Bell P-39D-1,2 Airacobra

Last revised June 19, 1999

Further P-39D versions were ordered specifically for delivery under Lend-Lease. They were produced in two batches--P-39D-1-BE and P-39D-2-BE.

150 P-39D-1-BEs were ordered on June 11, 1941 under contract AC 32. 185 more were ordered on September 17, 1941 under Contract AC 156. An additional P-39D-1 was provided under a separate contract.

The P-39D-1-BE (Bell Model 14A) was powered by an Allison V-1710-35 engine. Like the P-400, the P-39D-1 was armed with a 20-mm M1 cannon rather than the 37 mm Oldsmobile cannon, but the four 0.303-inch wing guns of the P-400 were replaced by 0.30-in guns. The two fuselage-mounted 0.50-inch machine guns were retained. A small dorsal fillet gave the tail a new shape, which became standard on all later P-39s and was retrofitted to most earlier P-39Ds.
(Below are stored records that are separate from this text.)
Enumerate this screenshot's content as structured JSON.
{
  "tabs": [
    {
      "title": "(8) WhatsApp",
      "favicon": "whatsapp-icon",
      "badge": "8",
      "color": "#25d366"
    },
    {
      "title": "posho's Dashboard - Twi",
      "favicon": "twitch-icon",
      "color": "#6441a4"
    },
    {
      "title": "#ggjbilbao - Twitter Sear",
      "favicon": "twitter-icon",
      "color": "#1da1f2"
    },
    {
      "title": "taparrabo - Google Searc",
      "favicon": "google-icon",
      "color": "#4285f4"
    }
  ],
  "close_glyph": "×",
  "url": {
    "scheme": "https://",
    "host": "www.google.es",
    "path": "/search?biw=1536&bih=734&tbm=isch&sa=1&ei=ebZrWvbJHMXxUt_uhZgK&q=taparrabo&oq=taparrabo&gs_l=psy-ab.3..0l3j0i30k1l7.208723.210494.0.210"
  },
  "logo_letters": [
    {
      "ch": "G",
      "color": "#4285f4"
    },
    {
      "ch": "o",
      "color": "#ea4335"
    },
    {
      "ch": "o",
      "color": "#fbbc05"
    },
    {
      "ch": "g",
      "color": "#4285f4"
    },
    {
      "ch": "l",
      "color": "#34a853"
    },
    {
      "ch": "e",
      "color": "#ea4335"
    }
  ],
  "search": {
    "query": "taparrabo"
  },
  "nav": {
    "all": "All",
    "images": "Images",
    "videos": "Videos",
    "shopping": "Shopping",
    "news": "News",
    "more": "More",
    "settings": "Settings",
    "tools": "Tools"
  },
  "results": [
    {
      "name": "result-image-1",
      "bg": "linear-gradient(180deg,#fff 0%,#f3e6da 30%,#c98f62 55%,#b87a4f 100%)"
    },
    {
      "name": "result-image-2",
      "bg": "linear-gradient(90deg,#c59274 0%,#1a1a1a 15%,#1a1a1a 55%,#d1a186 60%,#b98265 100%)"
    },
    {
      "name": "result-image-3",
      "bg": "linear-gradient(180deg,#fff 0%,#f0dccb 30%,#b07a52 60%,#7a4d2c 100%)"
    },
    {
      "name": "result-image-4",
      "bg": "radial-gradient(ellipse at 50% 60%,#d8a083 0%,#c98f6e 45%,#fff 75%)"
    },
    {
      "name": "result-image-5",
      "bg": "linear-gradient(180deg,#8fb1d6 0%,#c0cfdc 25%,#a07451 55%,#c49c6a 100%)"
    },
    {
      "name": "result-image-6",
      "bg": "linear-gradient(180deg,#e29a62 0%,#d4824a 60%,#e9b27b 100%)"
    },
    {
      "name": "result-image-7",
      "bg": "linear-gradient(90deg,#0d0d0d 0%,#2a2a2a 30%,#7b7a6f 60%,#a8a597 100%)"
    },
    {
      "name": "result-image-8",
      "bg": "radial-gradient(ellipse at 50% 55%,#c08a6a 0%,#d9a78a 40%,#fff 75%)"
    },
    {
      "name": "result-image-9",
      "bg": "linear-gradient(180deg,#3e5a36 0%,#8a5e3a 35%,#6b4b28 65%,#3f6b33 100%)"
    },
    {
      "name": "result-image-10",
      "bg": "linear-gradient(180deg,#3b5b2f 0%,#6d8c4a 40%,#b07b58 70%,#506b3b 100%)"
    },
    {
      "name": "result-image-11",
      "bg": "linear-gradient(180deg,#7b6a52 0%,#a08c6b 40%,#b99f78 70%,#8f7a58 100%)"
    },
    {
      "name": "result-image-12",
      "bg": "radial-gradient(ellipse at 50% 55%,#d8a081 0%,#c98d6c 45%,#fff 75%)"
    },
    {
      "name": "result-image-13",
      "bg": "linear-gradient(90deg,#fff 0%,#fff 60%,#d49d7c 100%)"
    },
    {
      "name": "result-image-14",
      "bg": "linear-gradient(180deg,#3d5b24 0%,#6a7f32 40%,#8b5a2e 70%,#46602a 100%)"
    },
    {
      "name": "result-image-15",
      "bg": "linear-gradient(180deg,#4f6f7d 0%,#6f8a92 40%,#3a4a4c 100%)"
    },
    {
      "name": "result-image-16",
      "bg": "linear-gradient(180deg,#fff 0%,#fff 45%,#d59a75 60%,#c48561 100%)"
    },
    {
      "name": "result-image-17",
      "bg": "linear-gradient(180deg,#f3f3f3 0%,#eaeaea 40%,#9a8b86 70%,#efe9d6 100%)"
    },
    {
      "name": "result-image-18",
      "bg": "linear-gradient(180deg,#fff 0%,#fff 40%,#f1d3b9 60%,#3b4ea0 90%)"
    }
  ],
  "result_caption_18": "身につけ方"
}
A total of 336 P-39D-1s were built.

The remaining 158 machines on the Lend-Lease order were produced as P-39D-2-BE (Model 14A-1). These were assembled under contract AC 156 placed on June 1, 1941. The P-39D-2 introduced the uprated 1325 hp V-1710-63 (E6) engine and had a 2:1 reduction gear. It brought back the 37-mm nose cannon. It was otherwise identical to the P-39D-1. The P-39D-2-BE could carry the 145 US gallon drop tank underneath the fuselage.

Most of these planes were originally intended for the United Kingdom. However, the Royal Air Force had rejected the Airacobra as a combat type, and most of these planes were delivered to the Soviet Union instead.

Not all of the P-39D-1 and D-2 aircraft were delivered to the Soviet Union. Several dozen were taken on charge by USAAC squadrons and were flown in combat. Some of these P-39D-1s (along with the P-400) were flown by the 347th Fighter Group at Guadalcanal in August of 1942. Some flew with the 31st Fighter Group in North Africa in 1943.

26 P-39D aircraft were modified to P-39D-3 reconnaissance configuration. These aircraft had K-24 and K-25 cameras mounted in the rear fuselage, plus extra armor added to protect oil and glycol coolers from ground fire. . They retained the V-1710-35 engine. The P-39D-4-BE was the designation given to 11 similar modifications of the P-39-1-BE. The D-3 and D-4 saw action exclusively in Italy.

Serials for the P-39D-1s and D-2s were:

41-28257-28406 		Bell P-39D-1-BE Airacobra 
41-38220/38404 		Bell P-39D-1-BE Airacobra 
41-38405/38562 		Bell P-39D-2-BE Airacobra 
41-38563 			Bell P-39D-1-BE Airacobra 

P-39D-3 modifications: 40-3025, 41-6767, 6773, 6780, 6791, 6818, 6965, 6985, 6990, 7002, 7011, 7012, 7025, 7027, 7031, 7035, 7040, 7061, 7062, 7065, 7068, 7073, 7075, 7094,7 097

P-39D-4 modifications: 41-28288, 38340, 28367, 28370, 28375, 28400, 28402, 38296, 38301, 38315.


  1. War Planes of the Second World War, Fighters, Volume Four, William Green, Doubleday, 1964.

  2. The American Fighter, Enzo Anguluci and Peter Bowers, Orion Books, 1987.

  3. United States Military Aircraft since 1909, Gordon Swanborough and Peter M. Bowers, Smithsonian Institution Press, 1989.

  4. P-39 Airacobra in Action, Ernie McDowell, Squadron/Signal Publications, 1980

  5. The Calamitous 'Cobra, Air Enthusiast, August 1971.

  6. Airacobra Advantage: The Flying Cannon, Rick Mitchell, Pictorial Histories Publishing Company, Missoula, Montana

  7. Bell Cobra Variants, Robert F. Dorr, Wings of Fame, Vol 10, AirTime Publishing , Inc., 1998.